Testing for Causal Fairness

Abstract: Causality is widely used in fairness analysis to prevent discrimination on sensitive attributes, such as genders in career recruitment and races in crime prediction. However, the current data-based Potential Outcomes Framework (POF) often leads to untrustworthy fairness analysis results when handling high-dimensional data. To address this, we introduce a distribution-based POF that transform fairness analysis into Distributional Closeness Testing (DCT) by intervening on sensitive attributes. We define counterfactual closeness fairness as the null hypothesis of DCT, where a sensitive attribute is considered fair if its factual and counterfactual potential outcome distributions are sufficiently close. We introduce the Norm-Adaptive Maximum Mean Discrepancy Treatment Effect (N-TE) as a statistic for measuring distributional closeness and apply DCT using the empirical estimator of NTE, referred to Counterfactual Fairness-CLOseness Testing ($\textrm{CF-CLOT}$).

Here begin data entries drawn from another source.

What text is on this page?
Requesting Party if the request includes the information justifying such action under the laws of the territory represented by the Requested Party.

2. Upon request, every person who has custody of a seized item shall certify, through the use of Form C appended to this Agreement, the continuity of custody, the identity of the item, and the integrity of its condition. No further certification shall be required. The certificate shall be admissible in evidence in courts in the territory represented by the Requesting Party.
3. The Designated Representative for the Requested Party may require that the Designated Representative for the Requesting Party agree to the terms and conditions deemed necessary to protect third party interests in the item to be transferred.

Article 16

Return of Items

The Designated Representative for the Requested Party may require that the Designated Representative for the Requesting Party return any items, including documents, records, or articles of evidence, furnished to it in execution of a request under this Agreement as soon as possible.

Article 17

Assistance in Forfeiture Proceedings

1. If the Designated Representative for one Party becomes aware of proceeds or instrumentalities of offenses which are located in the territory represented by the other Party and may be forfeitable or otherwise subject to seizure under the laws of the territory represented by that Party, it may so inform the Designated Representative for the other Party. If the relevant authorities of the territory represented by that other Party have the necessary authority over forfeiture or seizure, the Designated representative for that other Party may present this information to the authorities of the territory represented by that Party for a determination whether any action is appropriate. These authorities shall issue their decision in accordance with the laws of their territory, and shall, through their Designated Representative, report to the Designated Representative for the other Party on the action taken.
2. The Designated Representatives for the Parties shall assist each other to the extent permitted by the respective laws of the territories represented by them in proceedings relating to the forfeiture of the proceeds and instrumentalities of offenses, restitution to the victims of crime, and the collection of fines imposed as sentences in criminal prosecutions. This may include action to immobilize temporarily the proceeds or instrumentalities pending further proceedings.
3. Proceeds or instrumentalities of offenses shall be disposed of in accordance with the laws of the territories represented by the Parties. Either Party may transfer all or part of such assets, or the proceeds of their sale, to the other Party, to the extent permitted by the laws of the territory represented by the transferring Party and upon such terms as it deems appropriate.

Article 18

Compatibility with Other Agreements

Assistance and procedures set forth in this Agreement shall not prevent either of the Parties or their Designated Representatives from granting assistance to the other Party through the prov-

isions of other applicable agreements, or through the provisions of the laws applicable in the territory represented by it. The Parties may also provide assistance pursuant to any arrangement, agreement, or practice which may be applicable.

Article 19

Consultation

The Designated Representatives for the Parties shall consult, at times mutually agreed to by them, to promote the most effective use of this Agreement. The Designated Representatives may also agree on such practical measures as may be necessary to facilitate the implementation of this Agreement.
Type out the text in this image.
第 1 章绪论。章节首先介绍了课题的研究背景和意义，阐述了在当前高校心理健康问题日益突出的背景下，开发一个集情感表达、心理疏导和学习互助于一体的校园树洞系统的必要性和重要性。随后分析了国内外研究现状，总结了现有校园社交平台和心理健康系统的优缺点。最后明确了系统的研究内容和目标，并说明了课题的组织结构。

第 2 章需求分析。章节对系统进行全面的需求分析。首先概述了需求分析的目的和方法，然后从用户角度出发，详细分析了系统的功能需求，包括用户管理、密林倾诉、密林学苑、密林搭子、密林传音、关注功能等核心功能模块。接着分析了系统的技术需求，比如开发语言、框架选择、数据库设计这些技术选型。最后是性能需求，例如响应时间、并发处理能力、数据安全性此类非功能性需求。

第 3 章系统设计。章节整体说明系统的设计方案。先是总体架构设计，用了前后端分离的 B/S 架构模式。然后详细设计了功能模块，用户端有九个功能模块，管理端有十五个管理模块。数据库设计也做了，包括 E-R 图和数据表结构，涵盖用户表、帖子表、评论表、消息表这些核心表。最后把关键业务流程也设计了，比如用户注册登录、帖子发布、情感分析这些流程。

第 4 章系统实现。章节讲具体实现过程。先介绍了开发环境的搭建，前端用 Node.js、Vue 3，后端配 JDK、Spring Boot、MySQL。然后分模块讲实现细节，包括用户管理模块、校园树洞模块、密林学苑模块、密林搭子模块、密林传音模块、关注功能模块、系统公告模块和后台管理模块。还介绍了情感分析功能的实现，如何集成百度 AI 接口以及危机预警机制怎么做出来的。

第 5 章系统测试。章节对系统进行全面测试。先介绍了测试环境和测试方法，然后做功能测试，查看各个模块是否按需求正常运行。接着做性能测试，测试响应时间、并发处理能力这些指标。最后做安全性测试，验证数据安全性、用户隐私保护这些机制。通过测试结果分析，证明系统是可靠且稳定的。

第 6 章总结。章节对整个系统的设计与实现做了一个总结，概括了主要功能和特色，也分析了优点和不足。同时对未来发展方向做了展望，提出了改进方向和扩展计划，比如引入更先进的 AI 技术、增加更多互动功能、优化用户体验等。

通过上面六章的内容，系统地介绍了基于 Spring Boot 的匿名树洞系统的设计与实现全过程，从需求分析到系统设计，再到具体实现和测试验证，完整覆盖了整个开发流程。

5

To ensure the trustworthiness of testing results, we establish the testing consistency of N-TE through rigorous theoretical analysis. $\textrm{CF-CLOT}$ demonstrates sensitivity in fairness analysis through the flexibility of the closeness parameter $\epsilon$. Unfair sensitive attributes have been successfully tested by $\textrm{CF-CLOT}$ in extensive experiments across various real-world scenarios, which validate the consistency of the testing.